The locked drawer had a tablet, but also zip drives with dates going back 2 years before Emma was even born. I opened one on my laptop and found hundreds of photos of dirty diapers from public changing tables and playground trash cans.
They were all labeled with locations and the ages of the kids they came from. Dr. Hoffman, the psychiatrist Patricia recommended, looked at my evidence during an emergency meeting and explained that this was escalating behavior.
The progression from collecting in public to focusing on his own child meant he needed immediate intervention. He agreed to testify if needed, but warned me Marcus might become dangerous if confronted directly.
That weekend, we had to go to Marcus’ company picnic, and I watched him play the perfect father while his co-workers said what a natural he was with Emma. His boss pulled me aside and mentioned Marcus had been making mistakes on projects lately.
He asked if everything was okay at home, so I just smiled and blamed it on sleepless nights with a toddler. That night, I woke up at 1:00 a.m. to find Marcus already gone from bed, an hour earlier than usual.
Emma’s room was empty, and I found them in the basement where Marcus was changing her diaper on his workshop bench. This was even though she was completely clean.
Emma was awake and crying, reaching for me. Marcus said she’d had a nightmare, but his hands were shaking as he fastened the fresh diaper.
The clean one was already sealed in a Ziploc bag. I grabbed Emma and drove straight to Rebecca’s house.
I texted Marcus that Emma had a fever, and Rebecca was helping since she was off work. His texts started coming every few minutes, asking for photos, demanding her temperature, saying he was coming over.
Rebecca had to physically block her door at 3:00 a.m. when Marcus showed up pounding on it and demanding to see his daughter. She kept telling him Emma was sleeping and he needed to go home.
The next morning, Marcus’ mother, Diane, called me 15 times before I finally answered. She immediately started yelling about what I was doing to her son because he’d called her crying about me keeping Emma from him.

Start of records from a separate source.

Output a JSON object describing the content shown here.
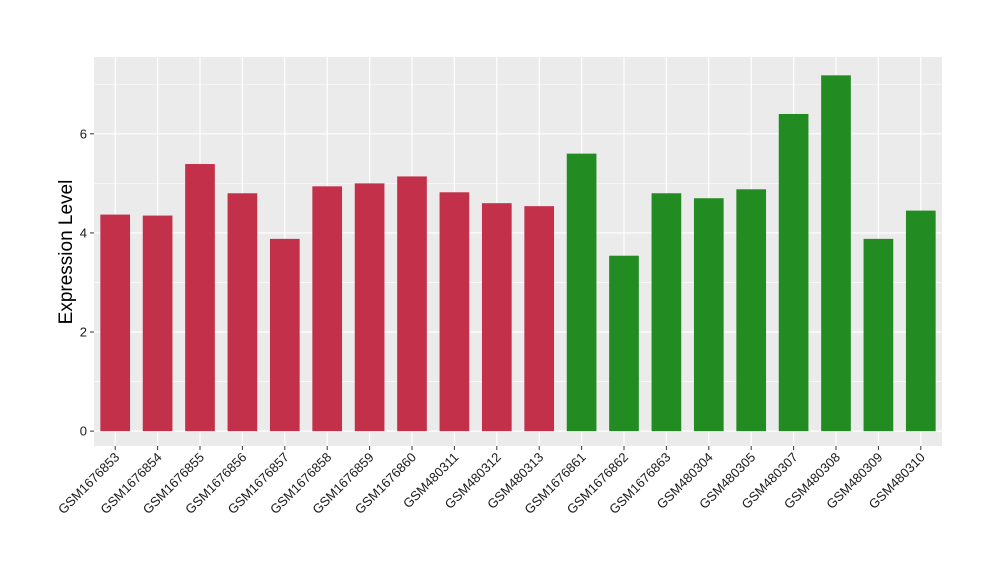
{
  "chart_data": {
    "type": "bar",
    "title": "",
    "xlabel": "",
    "ylabel": "Expression Level",
    "ylim": [
      -0.3,
      7.55
    ],
    "yticks": [
      0,
      2,
      4,
      6
    ],
    "grid": true,
    "legend": "none",
    "panel_background": "#ebebeb",
    "gridline_color": "#ffffff",
    "categories": [
      "GSM1676853",
      "GSM1676854",
      "GSM1676855",
      "GSM1676856",
      "GSM1676857",
      "GSM1676858",
      "GSM1676859",
      "GSM1676860",
      "GSM480311",
      "GSM480312",
      "GSM480313",
      "GSM1676861",
      "GSM1676862",
      "GSM1676863",
      "GSM480304",
      "GSM480305",
      "GSM480307",
      "GSM480308",
      "GSM480309",
      "GSM480310"
    ],
    "values": [
      4.37,
      4.35,
      5.39,
      4.8,
      3.88,
      4.94,
      5.0,
      5.14,
      4.82,
      4.6,
      4.54,
      5.6,
      3.54,
      4.8,
      4.7,
      4.88,
      6.4,
      7.18,
      3.88,
      4.45
    ],
    "groups": [
      {
        "color": "#c3304a",
        "start": 0,
        "end": 10
      },
      {
        "color": "#228b22",
        "start": 11,
        "end": 19
      }
    ]
  }
}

When I tried to hint at what I discovered, she went quiet for a long moment. She said I didn’t understand that Marcus had always been special and different, but he’d never hurt Emma.
And the way she said different sounded like she’d said it many times before. After hanging up with Diane, I immediately packed Emma’s diaper bag and drove straight to the police station.
Detective Morales from the family crimes unit was waiting for me. She sat across from me in a small interview room reviewing everything I’d recorded on my phone, including the videos of Marcus in our backyard.
Her face stayed professional, but I saw her jaw tighten when she watched him smell the diapers. She explained that while this was deeply disturbing, it wasn’t technically illegal yet since he hadn’t touched Emma inappropriately or created any images of her.
But the pattern worried her enough to open a monitoring file. She gave me her direct number, saying to call immediately if anything escalated.